いうまでもなく近年稀にみる天才を失って思ったごく個人的な感想をログする。
今にして思うと、私は、彼が生み出した製品を、嫌いでい続ける努力をしていたように思う。
コンピューターのソフトウェアを作る専門家として、ジョブズの製品の宗教的な魅力から遠ざかろうとしていた。
「もうこの製品でいい。iTunesでいい。iPhoneで満足。」そう本気で思えてしまったら、次に作り出すべきソフトウェアが見当たらなくなるような恐怖があって、常に批判的な姿勢を維持しようとしていた。
批判的であることに努力がいるような仕事は、スティーブ・ジョブズの仕事以外、近年なかったと思う。Windowsにせよ、Androidにせよ、どこか多数決で作られているかのように思えるソフトウェアを批判的に眺めることはとても簡単だ。しかし、ジョブズの製品は、一貫したビジョンがあって、それは夢想的で、宗教的な魅力に満ち溢れていた。
たとえば、私が、コンピューターの専門家として糧を得ていなければ、簡単に彼の夢想の世界に堕ちていただろう。今になって思うと、それはとても幸せな陶酔だったんだろうと思う。
彼が私に教えてくれたことは、広義のコンピューターが、客観的な設計の対象や、多数決によって作られるものでなく、すでに思考や生活の価値を決める哲学や宗教の結晶であるということだ。決して唯一の解などなく、物理的なゴールが約束されていない人工物であるということを私に教えてくれた。
あえて言おう、ジョブズの製品は嫌いだ。

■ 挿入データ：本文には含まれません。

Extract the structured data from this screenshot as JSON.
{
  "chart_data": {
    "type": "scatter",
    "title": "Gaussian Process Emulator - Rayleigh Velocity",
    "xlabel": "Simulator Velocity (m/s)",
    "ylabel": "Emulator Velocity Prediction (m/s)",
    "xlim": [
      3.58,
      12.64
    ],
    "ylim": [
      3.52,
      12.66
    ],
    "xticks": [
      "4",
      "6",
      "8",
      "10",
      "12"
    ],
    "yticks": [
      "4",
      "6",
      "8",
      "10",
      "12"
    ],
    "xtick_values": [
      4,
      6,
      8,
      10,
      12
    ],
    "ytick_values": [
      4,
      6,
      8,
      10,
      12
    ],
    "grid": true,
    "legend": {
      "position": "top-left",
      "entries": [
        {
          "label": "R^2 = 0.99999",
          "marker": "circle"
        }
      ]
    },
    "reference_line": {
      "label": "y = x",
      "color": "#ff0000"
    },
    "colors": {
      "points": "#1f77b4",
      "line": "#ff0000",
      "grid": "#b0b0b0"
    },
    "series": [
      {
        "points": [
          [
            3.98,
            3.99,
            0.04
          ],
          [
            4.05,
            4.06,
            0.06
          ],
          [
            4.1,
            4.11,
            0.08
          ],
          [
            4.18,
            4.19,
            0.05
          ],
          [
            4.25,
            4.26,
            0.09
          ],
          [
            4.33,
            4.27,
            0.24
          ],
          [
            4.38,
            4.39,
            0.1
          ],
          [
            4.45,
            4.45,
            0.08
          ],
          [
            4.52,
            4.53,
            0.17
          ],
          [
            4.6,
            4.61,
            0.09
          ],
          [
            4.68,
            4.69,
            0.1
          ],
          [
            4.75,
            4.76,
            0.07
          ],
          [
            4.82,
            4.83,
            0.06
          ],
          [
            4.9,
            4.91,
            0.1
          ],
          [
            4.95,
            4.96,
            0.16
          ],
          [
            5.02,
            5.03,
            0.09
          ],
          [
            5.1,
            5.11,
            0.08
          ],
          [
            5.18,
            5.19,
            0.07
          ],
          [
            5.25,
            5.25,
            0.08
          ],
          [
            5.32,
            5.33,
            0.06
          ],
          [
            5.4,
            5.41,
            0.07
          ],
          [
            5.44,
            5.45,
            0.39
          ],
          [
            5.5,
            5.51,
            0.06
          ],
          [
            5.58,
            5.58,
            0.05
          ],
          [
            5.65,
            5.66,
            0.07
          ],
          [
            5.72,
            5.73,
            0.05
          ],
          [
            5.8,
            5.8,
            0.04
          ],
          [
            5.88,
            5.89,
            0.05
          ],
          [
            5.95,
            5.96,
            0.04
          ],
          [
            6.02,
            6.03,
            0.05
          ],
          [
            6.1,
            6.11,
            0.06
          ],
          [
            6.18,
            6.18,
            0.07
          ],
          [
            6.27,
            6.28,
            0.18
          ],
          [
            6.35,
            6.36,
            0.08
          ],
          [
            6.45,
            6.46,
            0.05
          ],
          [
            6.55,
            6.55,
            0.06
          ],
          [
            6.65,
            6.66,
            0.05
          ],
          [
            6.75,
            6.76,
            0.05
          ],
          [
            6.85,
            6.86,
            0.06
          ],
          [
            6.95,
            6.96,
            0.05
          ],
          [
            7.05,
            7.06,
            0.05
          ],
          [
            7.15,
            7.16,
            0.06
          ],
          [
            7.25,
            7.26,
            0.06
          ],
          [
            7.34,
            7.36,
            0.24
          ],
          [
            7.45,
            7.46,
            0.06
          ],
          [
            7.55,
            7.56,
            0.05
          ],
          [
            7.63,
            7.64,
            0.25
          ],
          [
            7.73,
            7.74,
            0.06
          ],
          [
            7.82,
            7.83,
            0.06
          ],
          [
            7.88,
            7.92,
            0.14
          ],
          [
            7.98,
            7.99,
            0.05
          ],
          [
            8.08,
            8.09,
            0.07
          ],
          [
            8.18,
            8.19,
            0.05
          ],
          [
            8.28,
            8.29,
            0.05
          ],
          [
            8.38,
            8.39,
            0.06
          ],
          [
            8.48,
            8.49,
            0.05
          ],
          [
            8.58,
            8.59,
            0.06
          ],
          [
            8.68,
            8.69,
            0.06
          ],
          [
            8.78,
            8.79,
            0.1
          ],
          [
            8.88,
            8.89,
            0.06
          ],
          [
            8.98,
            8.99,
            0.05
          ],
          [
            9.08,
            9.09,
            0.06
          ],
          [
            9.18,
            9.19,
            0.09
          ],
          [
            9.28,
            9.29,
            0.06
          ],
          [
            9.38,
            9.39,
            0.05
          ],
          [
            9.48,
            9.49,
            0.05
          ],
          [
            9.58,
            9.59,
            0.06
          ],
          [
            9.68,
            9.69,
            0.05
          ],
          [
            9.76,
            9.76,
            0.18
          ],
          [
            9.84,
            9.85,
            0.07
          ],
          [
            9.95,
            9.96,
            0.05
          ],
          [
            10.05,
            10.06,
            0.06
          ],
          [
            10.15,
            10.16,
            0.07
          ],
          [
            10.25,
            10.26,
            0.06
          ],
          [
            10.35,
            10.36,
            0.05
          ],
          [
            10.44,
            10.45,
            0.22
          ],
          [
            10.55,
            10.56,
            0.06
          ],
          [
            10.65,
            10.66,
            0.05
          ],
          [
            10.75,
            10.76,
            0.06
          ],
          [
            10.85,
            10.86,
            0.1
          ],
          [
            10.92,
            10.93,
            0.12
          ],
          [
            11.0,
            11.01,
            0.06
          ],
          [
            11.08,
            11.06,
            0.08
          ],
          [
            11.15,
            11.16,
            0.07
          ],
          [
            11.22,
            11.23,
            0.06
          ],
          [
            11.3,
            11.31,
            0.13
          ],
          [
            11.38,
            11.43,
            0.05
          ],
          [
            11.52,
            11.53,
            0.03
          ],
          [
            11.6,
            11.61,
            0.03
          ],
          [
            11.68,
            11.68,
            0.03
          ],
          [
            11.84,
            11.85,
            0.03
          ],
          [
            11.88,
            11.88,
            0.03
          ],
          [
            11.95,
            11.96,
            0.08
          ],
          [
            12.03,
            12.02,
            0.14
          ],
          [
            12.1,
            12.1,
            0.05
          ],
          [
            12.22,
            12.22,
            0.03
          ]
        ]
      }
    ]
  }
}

嫌いでなければならない。
なぜなら、それは唯一の解などではないからだ。
彼が生命を費やして見せてくれた、すばらしい夢だった。
彼の生活に対する姿勢だった。
私は私で、別の夢が存在しえること、別の宗教が存在しえることを示したいと思う。
この私の小さな努力は、逆説的に彼への追悼になると信じる。